D'autant que, - troisième raison du choix de la voie pacifique -, une perspective politique alternative à la conquête du pouvoir par la violence leur était ouverte avec la conclusion, en 1972, de l'Union de la Gauche sur un programme commun de gouvernement, auprès duquel celui de Jean Luc Mélenchon fait figure aujourd'hui de projet modéré. Pour répondre aux aspirations révélées par le tsunami social et culturel de Mai-juin 68, les partis de gauche et les syndicats avaient en effet sensiblement radicalisé leur offre. "Nationalisations, Planification, Autogestion", était devenu soudainement le mot d'ordre unitaire de la gauche politique et syndicale, de Marchais à Mitterrand, de Maire à Krasucki. En la portant au pouvoir la jeunesse contestataire et l'avant garde ouvrière pouvaient espérer obtenir par les urnes ce qu'elles n'avaient pu conquérir par la rue.

Une autre raison, généralement occultée a joué également un grand rôle. Elle réside dans la srtucture particulière de l'extrême-gauche française : les trois organisation trotskistes, farouchement hostiles à la violence minoritaire, de type anarchiste, au sein de nos démocraties développées, étaient hégémoniques au sein de la mouvance gauchiste; les organisations anarcho-maoïstes y étaient minoritaires. C'était la situation inverse qui prévalait en Italie, en Allemagne et au Japon.

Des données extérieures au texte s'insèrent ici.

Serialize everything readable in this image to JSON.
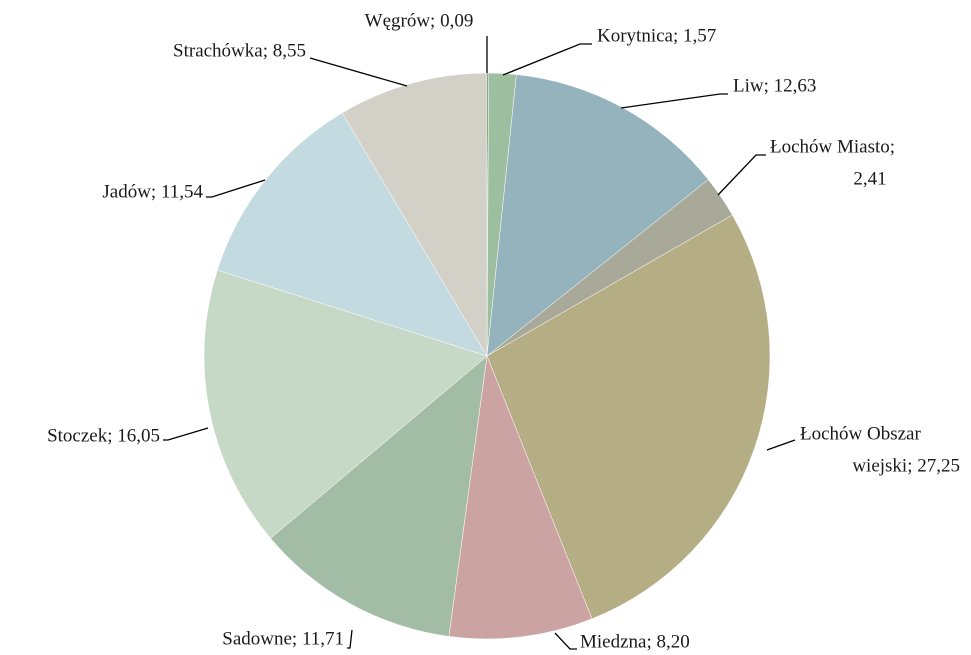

La lutte idéologique et politique intense menée par les trotskistes contre la tentation terroriste de l'ultra gauche hexagonale a limité son attrait.

The last but not the least, je crois que la judaïté des principaux dirigeants de la "Gauche prolétarienne" (GP) n'est pas étrangère non plus à l'heureux dénouement de la "Révolution de Mai". En relation avec le Front Démocratique de Libération de la Palestine (FDLP), ses dirigeants avaient pu mesurer les dérives barbares auxquelles menaient un certain terrorisme. L'assassinat en septembre 1972 de la délégation israélienne aux jeux olympiques de Münich les avait frappé d'horreur et sans doute décidé à s'extraire de cette spirale mortifère. En Novembre 1973, après l'enterrement de Pierre Overney, la direction de la GP, sur proposition de Benny Lévy, décréta l'auto-dissolution de son organisation, afin que nul ne puisse usurper sa légitimité pour recourir à l'action armée. "Action directe", corpuscule anarchiste issu d'une toute autre filiation, n'est apparu qu'en 1979, et a sévi dans les années 1980.

D'autres causes peuvent être invoquées, mais, même quand elles sont pertinentes, elles pèsent peu face à la combinaison de ces raisons principales.

Henri Weber, co-fondateur de la Ligue communiste, ancien sénateur et député européen socialiste, est l'auteur de "Rebelle jeunesse" Editions Robert Laffont, Paris, 2018.